The Other Side, un film che non riesce a distinguersi
L’estate è arrivata già da un po’ e con essa i film horror che allietano -si fa per dire- queste giornate afose. Siamo solo all’inizio della stagione, eppure qualche titolo si è già ritagliato un po’ di spazio nelle nostre sale. Questo è il caso di The Other Side, uscito il 9 giugno per BIM Distribuzione. Horror svedese diretto da Tord Danielsson e Oskar Mellander, ha una componente drammatica piuttosto forte a livello emotivo, eppure non basta questo per poterlo distinguere dai suoi simili.
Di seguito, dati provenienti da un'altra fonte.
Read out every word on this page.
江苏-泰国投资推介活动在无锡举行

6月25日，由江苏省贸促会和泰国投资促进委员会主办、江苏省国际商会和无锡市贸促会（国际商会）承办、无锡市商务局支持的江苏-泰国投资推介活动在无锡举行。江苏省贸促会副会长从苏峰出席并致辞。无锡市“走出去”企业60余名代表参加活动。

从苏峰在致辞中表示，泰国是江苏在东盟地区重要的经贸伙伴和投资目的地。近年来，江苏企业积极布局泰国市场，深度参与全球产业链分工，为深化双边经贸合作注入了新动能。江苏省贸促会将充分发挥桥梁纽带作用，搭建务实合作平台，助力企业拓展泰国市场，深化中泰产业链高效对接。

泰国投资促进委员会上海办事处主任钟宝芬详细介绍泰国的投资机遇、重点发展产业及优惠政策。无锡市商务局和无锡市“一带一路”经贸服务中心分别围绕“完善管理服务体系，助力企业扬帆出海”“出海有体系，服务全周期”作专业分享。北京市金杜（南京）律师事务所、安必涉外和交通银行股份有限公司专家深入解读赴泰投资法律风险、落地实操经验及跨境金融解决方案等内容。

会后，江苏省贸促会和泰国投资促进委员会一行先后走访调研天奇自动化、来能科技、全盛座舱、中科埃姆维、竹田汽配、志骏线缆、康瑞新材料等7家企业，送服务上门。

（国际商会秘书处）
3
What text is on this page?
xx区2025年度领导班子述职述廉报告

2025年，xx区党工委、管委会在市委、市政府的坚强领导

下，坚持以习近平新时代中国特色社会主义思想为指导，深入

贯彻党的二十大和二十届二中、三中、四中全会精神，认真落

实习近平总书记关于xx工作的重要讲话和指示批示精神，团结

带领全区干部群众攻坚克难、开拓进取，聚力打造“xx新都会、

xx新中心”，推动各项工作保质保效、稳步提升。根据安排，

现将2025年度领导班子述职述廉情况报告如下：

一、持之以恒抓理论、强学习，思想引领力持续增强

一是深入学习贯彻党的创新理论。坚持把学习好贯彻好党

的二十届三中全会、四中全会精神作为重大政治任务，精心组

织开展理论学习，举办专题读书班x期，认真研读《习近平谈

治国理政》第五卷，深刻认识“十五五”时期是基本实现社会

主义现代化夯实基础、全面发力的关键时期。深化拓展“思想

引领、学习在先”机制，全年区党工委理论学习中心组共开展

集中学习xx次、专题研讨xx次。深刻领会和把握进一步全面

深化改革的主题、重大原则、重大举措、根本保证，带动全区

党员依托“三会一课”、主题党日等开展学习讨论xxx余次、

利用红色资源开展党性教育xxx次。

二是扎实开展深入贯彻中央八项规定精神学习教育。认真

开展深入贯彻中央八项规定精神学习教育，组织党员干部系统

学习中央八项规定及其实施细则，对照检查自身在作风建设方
Sì, perché principalmente The Other Side appartiene a quel sottogenere di horror ambientato in una casa infestata dove la minaccia deriva da una presenza misteriosa. La famiglia protagonista si ritroverà a dover sopravvivere ad ogni costo. Sa già di visto e rivisto, infatti quando si compie la scelta di rimaneggiare materiale così tanto abusato bisogna dargli una forte impronta personale così da renderlo quantomeno riconoscibile. The Other Side, purtroppo, pecca su questo fronte, perché i suoi creatori hanno osato poco e così ci troviamo di fronte all’ennesimo horror da vedere e accantonare quanto prima.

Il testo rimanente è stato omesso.